Cambodia’s top election body will take legal action against groups that conduct or publish opinion polls in the two weeks leading up to June 4 commune elections, its spokesman said on Sunday, warning that the surveys could lead to “social instability.”
The ban on surveys will begin on May 20 and continue through the vote, according to National Election Committee (NEC) spokesman Hang Puthea, who likened the surveys to a “bad trick.”
“If anyone tries to do a bad trick, the NEC will absolutely not let that happen before the election,” he said on Sunday. “If you do not implement the NEC’s instruction, we will check the law or any electoral provisions and then take legal action.”
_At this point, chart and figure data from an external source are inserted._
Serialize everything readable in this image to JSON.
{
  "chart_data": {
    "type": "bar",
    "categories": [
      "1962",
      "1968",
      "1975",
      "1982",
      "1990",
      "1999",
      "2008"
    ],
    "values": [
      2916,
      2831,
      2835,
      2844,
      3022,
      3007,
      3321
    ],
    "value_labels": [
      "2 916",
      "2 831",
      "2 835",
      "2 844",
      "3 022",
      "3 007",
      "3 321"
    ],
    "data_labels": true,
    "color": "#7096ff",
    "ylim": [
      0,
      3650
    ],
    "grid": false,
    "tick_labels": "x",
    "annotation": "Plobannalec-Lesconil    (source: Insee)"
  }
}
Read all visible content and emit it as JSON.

Mr. Puthea’s comments followed a March 24 article published on local news website VOD Hot News citing a Facebook post by Yoeurng Sotheara, the law and monitoring officer at the Committee for Free and Fair Elections in Cambodia (Comfrel).
Mr. Sotheara claimed he had seen the results of a new poll of residents living in more than 1,000 communes conducted by an international NGO, which he declined to name, that predicted the opposition party would win at least 60 percent of commune council seats up for grabs.
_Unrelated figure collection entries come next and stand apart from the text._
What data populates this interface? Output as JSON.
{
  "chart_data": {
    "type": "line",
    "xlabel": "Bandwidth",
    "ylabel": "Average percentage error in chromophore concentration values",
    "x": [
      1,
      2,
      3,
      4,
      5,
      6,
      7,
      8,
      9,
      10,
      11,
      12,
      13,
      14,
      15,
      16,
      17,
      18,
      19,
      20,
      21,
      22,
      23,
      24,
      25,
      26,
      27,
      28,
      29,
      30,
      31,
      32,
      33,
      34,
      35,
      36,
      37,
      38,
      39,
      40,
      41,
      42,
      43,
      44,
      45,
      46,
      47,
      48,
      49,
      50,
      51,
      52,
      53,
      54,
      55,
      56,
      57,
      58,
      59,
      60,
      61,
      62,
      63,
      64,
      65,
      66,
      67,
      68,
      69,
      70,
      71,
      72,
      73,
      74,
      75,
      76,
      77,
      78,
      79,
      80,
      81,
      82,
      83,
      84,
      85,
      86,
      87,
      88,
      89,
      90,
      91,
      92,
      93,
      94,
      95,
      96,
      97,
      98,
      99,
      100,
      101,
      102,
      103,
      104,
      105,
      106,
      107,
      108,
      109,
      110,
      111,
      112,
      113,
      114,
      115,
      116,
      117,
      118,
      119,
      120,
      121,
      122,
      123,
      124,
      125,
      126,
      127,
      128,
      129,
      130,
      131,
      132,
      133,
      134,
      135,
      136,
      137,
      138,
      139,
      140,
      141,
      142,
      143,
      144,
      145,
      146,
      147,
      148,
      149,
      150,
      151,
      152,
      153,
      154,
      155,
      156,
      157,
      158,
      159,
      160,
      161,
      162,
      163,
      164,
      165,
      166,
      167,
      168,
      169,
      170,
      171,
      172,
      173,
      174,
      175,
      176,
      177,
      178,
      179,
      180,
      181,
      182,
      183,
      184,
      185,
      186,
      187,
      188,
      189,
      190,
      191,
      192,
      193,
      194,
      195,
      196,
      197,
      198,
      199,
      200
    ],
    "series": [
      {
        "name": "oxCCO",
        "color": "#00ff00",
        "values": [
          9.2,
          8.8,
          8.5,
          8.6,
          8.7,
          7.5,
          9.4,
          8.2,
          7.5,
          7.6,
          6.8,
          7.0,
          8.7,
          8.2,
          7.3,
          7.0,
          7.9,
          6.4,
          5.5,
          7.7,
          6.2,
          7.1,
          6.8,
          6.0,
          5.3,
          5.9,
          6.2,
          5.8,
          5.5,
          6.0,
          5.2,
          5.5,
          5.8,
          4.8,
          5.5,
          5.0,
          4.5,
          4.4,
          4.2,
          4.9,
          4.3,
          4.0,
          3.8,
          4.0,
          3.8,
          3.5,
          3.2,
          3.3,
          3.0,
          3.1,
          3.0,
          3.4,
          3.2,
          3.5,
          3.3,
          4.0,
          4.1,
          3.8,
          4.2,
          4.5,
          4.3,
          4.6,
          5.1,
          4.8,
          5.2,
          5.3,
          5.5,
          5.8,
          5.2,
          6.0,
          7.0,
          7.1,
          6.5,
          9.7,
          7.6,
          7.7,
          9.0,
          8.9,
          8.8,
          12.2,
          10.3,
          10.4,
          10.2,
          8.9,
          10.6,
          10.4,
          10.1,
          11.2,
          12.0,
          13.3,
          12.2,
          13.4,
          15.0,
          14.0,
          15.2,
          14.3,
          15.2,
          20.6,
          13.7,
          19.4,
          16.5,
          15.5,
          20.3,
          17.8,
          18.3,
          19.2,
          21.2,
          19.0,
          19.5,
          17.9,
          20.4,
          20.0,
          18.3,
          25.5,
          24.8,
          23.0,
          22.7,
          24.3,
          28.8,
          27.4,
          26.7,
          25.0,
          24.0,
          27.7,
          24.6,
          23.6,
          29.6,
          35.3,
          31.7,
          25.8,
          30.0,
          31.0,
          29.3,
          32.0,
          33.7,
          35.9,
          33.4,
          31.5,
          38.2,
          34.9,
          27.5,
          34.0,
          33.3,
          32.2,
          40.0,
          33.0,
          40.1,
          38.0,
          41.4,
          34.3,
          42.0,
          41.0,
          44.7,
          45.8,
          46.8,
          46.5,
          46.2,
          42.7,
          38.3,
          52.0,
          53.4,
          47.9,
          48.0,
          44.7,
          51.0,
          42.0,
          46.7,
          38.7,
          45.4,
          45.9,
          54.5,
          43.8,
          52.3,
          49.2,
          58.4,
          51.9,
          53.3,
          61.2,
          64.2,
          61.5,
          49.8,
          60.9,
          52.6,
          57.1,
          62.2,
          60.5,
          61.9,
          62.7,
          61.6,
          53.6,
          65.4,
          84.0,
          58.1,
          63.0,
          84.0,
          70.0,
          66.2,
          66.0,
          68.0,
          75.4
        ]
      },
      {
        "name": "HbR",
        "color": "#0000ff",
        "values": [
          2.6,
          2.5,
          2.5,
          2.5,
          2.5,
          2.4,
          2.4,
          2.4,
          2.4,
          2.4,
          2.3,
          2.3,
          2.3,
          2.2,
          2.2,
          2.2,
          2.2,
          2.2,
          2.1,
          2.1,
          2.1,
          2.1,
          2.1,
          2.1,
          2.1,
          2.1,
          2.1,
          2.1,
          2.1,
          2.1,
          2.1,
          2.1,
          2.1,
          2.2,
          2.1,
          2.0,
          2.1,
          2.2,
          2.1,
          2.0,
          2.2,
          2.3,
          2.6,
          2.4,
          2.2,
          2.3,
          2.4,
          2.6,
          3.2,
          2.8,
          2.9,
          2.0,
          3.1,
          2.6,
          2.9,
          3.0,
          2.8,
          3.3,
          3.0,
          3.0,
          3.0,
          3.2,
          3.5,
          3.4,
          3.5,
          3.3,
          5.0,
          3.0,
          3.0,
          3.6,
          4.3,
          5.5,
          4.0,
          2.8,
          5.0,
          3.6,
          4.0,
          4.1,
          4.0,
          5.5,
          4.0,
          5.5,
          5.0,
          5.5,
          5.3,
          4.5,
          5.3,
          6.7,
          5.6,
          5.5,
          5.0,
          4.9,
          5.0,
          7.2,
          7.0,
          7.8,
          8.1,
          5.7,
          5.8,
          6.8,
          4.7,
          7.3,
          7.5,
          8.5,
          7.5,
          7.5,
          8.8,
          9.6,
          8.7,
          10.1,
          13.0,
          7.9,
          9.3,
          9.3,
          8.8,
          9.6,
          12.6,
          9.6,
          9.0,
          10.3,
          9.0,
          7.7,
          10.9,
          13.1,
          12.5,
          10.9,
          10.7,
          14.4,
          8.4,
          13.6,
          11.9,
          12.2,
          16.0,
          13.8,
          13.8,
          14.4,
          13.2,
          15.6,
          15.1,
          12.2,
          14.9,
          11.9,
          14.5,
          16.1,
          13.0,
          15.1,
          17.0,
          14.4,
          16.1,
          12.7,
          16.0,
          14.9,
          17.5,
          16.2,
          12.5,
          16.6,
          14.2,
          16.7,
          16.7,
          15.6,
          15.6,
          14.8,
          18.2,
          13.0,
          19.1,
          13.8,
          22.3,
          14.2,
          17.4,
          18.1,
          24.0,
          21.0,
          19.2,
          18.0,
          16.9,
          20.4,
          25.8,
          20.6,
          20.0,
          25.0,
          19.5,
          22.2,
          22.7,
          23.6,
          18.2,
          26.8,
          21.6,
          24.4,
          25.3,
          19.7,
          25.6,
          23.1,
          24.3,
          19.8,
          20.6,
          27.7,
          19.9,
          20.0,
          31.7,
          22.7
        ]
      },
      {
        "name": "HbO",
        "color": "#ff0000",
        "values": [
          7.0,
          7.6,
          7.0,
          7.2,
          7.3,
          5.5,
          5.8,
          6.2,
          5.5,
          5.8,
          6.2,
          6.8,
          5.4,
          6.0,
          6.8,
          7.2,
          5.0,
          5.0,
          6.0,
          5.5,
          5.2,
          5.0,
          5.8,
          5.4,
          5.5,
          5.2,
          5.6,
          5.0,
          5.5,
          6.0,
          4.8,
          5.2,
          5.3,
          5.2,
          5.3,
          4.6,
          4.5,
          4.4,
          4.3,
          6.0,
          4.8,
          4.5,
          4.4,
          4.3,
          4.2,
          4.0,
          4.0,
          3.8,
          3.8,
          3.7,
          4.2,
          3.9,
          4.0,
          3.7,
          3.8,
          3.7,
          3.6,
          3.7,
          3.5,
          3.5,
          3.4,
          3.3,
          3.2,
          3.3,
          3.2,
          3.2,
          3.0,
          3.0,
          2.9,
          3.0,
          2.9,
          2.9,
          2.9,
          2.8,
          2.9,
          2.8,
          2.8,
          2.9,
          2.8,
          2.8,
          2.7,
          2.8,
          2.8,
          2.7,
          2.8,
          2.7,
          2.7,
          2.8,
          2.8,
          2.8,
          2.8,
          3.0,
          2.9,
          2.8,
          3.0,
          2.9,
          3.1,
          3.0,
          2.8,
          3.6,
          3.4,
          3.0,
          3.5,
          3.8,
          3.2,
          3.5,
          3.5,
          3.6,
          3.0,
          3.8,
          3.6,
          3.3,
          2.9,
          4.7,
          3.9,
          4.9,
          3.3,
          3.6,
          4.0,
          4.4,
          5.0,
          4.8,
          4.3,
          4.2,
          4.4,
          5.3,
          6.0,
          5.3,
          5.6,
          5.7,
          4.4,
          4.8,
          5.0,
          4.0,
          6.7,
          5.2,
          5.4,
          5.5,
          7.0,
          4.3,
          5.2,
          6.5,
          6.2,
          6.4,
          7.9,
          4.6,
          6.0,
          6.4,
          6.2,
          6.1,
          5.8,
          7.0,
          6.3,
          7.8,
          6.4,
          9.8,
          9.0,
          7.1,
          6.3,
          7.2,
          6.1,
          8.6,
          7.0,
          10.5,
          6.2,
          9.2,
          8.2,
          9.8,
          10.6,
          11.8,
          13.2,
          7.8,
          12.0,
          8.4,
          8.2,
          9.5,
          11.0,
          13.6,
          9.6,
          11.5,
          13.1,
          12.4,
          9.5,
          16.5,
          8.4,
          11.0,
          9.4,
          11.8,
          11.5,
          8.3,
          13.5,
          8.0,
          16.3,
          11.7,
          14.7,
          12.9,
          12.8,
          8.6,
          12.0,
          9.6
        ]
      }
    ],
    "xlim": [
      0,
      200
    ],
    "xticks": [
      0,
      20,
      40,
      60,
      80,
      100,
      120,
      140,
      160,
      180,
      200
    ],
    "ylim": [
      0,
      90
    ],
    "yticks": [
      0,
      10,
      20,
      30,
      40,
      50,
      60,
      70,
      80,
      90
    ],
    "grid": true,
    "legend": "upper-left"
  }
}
Mr. Sotheara and other Comfrel staff could not be reached for comment on Sunday.
But Mr. Puthea said on Sunday the NEC is the only body that is both independent and authorized to release election results, adding that voters would get confused if other organizations put out polling data ahead of election day.
“Any survey that is unlike the results released by the NEC will cause social instability,” he said.
Mr. Puthea justified the ban by saying opinion polls would threaten the NEC’s mandate to organize credible, democratic elections.
“So the NEC will take action against whoever affects free and fair elections,” he warned.
Neither the commune election law nor the laws governing the NEC appear to mention pre-election polling. Article 72 of the Law on the Election of Members of the National Assembly requires that “all surveys and dissemination of the survey findings related to the election shall come to an end 7 (seven) days before the polling day.”
In the run-up to the 2013 national election, the Information Ministry issued guidelines forbidding foreign media from broadcasting the results of surveys for the five days leading up to election day.
Sam Kuntheamy, executive director of civil society group the Neutral and Impartial Committee for Free and Fair Elections in Cambodia, said his group had worked with organizations conducting surveys in the past, but would sit out the latest vote.
“We don’t want any problems with the NEC,” he said.
Mr. Kuntheamy said he thought the ban against surveys was misguided, however.
“In many democratic countries, they find it useful to conduct voter election surveys,” he said.
“The NEC should open its mind and [be more] transparent.”